Wednesday 16 September 2015

New York: Regents Will Vote to Abandon Their Authority Today

Today, the New York Board of Regents will vote to approve the harsh and punitive educator evaluation plan that Governor Andrew Cuomo rammed through the Legislature last spring as part of a budget bill.

In doing so, the Regents will abandon their Constitutional authority over education policy. The New York State Constitution grants full control over education to the Board of Regents. It grants none to the Governor. The Governor does not appoint a single member of the 17-member Board of Regents. The State Legislature selects them. The Governor does not appoint the state Commissioner of Education. That is the job of the Regents.

Today the Regents will approve Cuomo’s plan to tie 50% of educator evaluations to student test scores. The Governor’s plan was shaped in his office, without benefit of hearings, public discussion, public debate, or expert testimony.

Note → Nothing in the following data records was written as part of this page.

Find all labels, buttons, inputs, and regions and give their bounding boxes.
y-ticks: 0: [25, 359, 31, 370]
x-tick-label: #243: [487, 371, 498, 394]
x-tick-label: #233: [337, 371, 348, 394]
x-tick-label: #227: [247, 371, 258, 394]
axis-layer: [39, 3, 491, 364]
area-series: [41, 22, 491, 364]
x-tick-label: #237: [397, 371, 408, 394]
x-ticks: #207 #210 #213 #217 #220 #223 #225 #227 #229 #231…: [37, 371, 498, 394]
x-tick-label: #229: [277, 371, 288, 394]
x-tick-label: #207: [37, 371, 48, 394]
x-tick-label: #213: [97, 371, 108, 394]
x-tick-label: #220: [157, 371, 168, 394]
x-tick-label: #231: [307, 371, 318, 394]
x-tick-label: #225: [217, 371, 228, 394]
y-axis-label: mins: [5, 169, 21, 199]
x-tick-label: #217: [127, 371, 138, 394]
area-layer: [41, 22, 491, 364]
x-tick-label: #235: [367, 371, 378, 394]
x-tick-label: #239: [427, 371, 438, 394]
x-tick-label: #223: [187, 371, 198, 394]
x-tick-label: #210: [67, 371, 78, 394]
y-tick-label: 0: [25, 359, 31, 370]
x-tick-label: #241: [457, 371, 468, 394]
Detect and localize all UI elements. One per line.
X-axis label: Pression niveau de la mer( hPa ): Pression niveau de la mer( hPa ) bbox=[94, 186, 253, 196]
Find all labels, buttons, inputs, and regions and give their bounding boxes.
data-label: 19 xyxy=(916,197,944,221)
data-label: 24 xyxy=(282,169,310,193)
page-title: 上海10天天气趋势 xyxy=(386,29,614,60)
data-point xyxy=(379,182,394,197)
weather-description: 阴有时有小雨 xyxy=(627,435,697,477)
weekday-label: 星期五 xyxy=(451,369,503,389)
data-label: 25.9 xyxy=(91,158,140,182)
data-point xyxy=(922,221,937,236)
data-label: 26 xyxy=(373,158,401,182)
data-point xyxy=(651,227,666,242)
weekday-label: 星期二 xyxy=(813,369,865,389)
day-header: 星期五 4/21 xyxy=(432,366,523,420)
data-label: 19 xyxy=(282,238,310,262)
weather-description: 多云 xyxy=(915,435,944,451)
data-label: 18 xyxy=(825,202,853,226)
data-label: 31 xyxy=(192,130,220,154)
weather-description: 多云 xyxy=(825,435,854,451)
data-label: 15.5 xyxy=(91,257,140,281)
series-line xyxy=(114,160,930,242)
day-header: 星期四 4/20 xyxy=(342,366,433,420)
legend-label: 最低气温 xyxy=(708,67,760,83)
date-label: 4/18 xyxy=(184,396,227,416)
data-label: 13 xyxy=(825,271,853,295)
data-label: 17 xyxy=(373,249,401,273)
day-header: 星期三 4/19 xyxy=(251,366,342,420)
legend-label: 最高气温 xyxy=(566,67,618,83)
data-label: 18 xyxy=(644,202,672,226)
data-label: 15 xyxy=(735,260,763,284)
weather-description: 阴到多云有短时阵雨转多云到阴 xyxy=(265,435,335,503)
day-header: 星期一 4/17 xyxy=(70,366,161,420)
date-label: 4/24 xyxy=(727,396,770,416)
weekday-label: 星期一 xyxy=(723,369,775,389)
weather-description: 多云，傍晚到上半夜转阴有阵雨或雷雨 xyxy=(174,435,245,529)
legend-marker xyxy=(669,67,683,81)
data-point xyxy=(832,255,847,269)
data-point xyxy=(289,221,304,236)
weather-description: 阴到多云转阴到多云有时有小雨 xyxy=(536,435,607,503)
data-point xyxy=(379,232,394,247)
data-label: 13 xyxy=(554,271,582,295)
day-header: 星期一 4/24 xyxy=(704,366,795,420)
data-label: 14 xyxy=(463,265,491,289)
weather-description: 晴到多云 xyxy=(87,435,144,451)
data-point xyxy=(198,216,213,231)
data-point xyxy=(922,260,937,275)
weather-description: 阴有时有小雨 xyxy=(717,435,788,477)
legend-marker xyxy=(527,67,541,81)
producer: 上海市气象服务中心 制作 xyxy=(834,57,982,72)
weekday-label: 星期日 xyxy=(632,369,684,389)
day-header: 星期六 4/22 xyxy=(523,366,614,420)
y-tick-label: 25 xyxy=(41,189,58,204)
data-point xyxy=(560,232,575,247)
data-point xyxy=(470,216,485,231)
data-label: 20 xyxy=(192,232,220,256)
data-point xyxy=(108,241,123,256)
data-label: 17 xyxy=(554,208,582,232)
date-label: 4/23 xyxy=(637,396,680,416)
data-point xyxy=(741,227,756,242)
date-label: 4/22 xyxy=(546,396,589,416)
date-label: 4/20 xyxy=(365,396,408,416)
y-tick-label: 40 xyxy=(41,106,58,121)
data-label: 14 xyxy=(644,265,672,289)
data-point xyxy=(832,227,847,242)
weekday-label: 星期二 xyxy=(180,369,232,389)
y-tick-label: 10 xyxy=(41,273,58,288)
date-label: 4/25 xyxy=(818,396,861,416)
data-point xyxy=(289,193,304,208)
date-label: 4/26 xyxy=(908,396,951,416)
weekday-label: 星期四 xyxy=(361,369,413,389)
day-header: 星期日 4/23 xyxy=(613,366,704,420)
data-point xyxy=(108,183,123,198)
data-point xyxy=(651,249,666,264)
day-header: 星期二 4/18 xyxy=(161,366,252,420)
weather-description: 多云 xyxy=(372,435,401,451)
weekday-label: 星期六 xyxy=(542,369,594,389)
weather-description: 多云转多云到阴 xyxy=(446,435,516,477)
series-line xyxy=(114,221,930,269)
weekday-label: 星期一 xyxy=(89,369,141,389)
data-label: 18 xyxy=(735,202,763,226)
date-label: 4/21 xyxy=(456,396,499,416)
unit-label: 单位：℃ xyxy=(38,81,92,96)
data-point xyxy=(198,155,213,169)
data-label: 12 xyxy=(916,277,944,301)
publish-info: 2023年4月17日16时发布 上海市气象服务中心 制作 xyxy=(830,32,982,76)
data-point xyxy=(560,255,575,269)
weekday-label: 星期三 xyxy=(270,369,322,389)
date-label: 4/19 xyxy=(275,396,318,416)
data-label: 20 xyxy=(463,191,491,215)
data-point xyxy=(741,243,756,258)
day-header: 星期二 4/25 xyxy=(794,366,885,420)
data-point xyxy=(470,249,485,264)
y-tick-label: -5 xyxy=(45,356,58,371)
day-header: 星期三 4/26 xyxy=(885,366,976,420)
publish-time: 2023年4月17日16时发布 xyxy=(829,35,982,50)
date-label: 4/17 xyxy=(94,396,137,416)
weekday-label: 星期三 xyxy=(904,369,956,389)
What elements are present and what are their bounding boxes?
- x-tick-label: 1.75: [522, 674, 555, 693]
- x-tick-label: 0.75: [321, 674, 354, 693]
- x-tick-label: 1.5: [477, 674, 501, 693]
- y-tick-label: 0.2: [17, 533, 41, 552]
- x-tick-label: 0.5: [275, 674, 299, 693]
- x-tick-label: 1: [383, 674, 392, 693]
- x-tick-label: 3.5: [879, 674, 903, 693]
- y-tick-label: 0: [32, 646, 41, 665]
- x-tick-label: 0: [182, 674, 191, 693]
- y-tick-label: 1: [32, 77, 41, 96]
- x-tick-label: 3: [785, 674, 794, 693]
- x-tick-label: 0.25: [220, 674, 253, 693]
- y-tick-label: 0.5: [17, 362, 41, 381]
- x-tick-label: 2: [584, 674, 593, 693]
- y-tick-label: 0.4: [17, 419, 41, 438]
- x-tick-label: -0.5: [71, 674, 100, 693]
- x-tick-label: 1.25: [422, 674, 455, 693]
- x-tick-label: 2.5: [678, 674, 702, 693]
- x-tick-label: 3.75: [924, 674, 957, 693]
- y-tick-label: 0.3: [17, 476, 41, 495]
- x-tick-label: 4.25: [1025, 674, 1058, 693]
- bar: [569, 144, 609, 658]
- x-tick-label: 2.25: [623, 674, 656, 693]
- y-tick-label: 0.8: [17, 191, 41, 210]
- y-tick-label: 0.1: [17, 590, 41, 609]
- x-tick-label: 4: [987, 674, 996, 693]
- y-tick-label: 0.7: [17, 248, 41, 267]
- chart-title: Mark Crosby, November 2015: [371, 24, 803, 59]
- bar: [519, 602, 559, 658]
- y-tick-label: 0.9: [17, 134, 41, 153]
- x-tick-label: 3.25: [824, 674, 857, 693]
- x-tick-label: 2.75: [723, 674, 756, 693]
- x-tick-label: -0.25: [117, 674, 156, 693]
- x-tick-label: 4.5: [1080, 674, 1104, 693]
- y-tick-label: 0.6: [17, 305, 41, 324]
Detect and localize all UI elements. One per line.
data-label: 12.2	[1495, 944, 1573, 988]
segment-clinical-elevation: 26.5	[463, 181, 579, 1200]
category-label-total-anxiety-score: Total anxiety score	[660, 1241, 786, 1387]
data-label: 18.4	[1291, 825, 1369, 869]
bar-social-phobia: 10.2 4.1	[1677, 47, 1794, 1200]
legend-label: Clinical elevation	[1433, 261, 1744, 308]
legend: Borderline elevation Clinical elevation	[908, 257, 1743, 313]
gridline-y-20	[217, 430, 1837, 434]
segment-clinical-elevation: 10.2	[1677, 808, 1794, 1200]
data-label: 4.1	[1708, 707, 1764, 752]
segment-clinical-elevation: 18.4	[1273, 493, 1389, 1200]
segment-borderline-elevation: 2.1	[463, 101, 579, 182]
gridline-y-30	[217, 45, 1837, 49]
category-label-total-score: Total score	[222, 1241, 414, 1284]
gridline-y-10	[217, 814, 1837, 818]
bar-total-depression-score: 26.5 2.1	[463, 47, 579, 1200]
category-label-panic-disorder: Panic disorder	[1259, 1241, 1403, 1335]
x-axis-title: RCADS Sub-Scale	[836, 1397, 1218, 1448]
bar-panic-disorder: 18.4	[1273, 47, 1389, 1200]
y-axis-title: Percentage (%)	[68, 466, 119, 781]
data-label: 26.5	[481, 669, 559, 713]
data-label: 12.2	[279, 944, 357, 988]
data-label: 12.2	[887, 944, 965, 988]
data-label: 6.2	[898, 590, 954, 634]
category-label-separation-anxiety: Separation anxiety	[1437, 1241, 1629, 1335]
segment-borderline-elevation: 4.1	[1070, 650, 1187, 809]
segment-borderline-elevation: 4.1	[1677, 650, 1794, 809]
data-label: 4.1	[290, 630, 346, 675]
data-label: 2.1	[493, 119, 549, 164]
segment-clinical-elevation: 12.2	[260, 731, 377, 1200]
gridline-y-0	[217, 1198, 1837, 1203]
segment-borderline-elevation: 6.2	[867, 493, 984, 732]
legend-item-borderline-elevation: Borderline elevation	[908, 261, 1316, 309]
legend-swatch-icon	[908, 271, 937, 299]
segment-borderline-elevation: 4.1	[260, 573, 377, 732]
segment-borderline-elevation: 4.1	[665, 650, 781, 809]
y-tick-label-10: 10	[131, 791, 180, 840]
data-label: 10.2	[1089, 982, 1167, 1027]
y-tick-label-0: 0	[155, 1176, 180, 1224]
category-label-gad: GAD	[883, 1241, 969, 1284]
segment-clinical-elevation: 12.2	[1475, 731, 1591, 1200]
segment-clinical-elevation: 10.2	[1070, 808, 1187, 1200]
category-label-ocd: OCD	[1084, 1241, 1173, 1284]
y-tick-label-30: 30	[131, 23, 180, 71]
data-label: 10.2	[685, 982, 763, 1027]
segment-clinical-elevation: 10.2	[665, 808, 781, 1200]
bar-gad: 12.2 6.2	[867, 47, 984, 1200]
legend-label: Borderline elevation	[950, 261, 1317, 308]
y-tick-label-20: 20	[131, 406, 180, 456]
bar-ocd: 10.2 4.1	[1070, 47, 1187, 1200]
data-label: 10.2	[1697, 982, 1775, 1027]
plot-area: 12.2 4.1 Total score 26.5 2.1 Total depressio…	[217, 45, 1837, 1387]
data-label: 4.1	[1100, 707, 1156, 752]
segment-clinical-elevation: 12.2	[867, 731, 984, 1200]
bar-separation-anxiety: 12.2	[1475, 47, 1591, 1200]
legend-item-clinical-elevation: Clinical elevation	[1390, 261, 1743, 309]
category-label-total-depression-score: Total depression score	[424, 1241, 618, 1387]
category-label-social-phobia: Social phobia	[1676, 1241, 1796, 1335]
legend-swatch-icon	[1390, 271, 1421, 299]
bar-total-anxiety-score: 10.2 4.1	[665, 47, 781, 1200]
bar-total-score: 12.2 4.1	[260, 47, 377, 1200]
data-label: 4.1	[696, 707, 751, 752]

The Regents have the power to reassert their Constitutional authority. But they are weak. They will fold to the will of a Governor whose determination to rule is greater than the Regents’ commitment to the State Constitution. Or to the children, or to the educators, or to the best interests of education in New York.

Parents have been ignored throughout this charade of the Governor flexing his political muscle. They will have a chance to be heard next spring, when the tests are administered. More students will opt out, more than the 220,000 who refused the tests in 2015. Will it be 300,000? 400,000? This is parents’ only means to be heard. They will be heard.